Detailed Description

Hereinafter, example embodiments according to the present invention will be described in detail with reference to the accompanying drawings. It is to be understood that the described embodiments are merely a subset of embodiments of the invention and not all embodiments of the invention, with the understanding that the invention is not limited to the example embodiments described herein.

It should be noted that: the relative arrangement of the components and steps, the numerical expressions and numerical values set forth in these embodiments do not limit the scope of the present invention unless specifically stated otherwise.

It will be understood by those of skill in the art that the terms "first," "second," and the like in the embodiments of the present invention are used merely to distinguish one element, step, device, module, or the like from another element, and do not denote any particular technical or logical order therebetween.

It should also be understood that in embodiments of the present invention, "a plurality" may refer to two or more and "at least one" may refer to one, two or more.

It is also to be understood that any reference to any component, data, or structure in the embodiments of the invention may be generally understood as one or more, unless explicitly defined otherwise or stated to the contrary hereinafter.

In addition, the term "and/or" in the present invention is only one kind of association relationship describing the associated object, and means that there may be three kinds of relationships, for example, a and/or B, which may mean: a exists alone, A and B exist simultaneously, and B exists alone. In the present invention, the character "/" generally indicates that the preceding and following related objects are in an "or" relationship.

It should also be understood that the description of the embodiments of the present invention emphasizes the differences between the embodiments, and the same or similar parts may be referred to each other, so that the descriptions thereof are omitted for brevity.

Meanwhile, it should be understood that the sizes of the respective portions shown in the drawings are not drawn in an actual proportional relationship for the convenience of description.

The following description of at least one exemplary embodiment is merely illustrative in nature and is in no way intended to limit the invention, its application, or uses.

Techniques, methods, and apparatus known to those of ordinary skill in the relevant art may not be discussed in detail, but are intended to be part of the specification where appropriate.

It should be noted that: like reference numbers and letters refer to like items in the following figures, and thus, once an item is defined in one figure, further discussion thereof is not required in subsequent figures.

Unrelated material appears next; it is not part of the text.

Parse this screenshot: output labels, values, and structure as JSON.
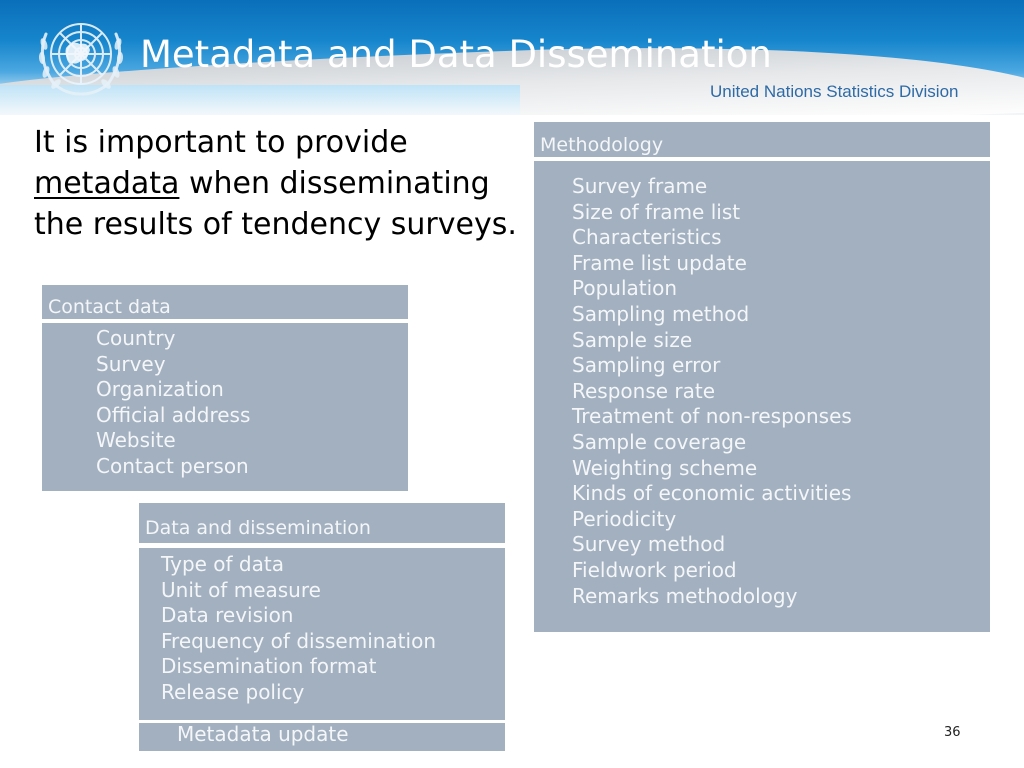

Embodiments of the invention are operational with numerous other general purpose or special purpose computing system environments or configurations, and with numerous other electronic devices, such as terminal devices, computer systems, servers, etc. Examples of well known terminal devices, computing systems, environments, and/or configurations that may be suitable for use with electronic devices, such as terminal devices, computer systems, servers, and the like, include, but are not limited to: personal computer systems, server computer systems, thin clients, thick clients, hand-held or laptop devices, microprocessor-based systems, set-top boxes, programmable consumer electronics, networked personal computers, minicomputer systems, mainframe computer systems, distributed cloud computing environments that include any of the above, and the like.

Electronic devices such as terminal devices, computer systems, servers, etc. may be described in the general context of computer system-executable instructions, such as program modules, being executed by a computer system. Generally, program modules may include routines, programs, objects, components, logic, data structures, etc. that perform particular tasks or implement particular abstract data types. The computer system/server may be practiced in distributed cloud computing environments where tasks are performed by remote processing devices that are linked through a communications network. In a distributed cloud computing environment, program modules may be located in both local and remote computer system storage media including memory storage devices.

Exemplary method

Fig. 1 is a flowchart illustrating a cooperative dynamic scheduling method for cryptographic resources according to an exemplary embodiment of the present invention. The embodiment can be applied to an electronic device, as shown in fig. 1, and includes the following steps:

step 101, obtaining password resource demand information corresponding to a target application system.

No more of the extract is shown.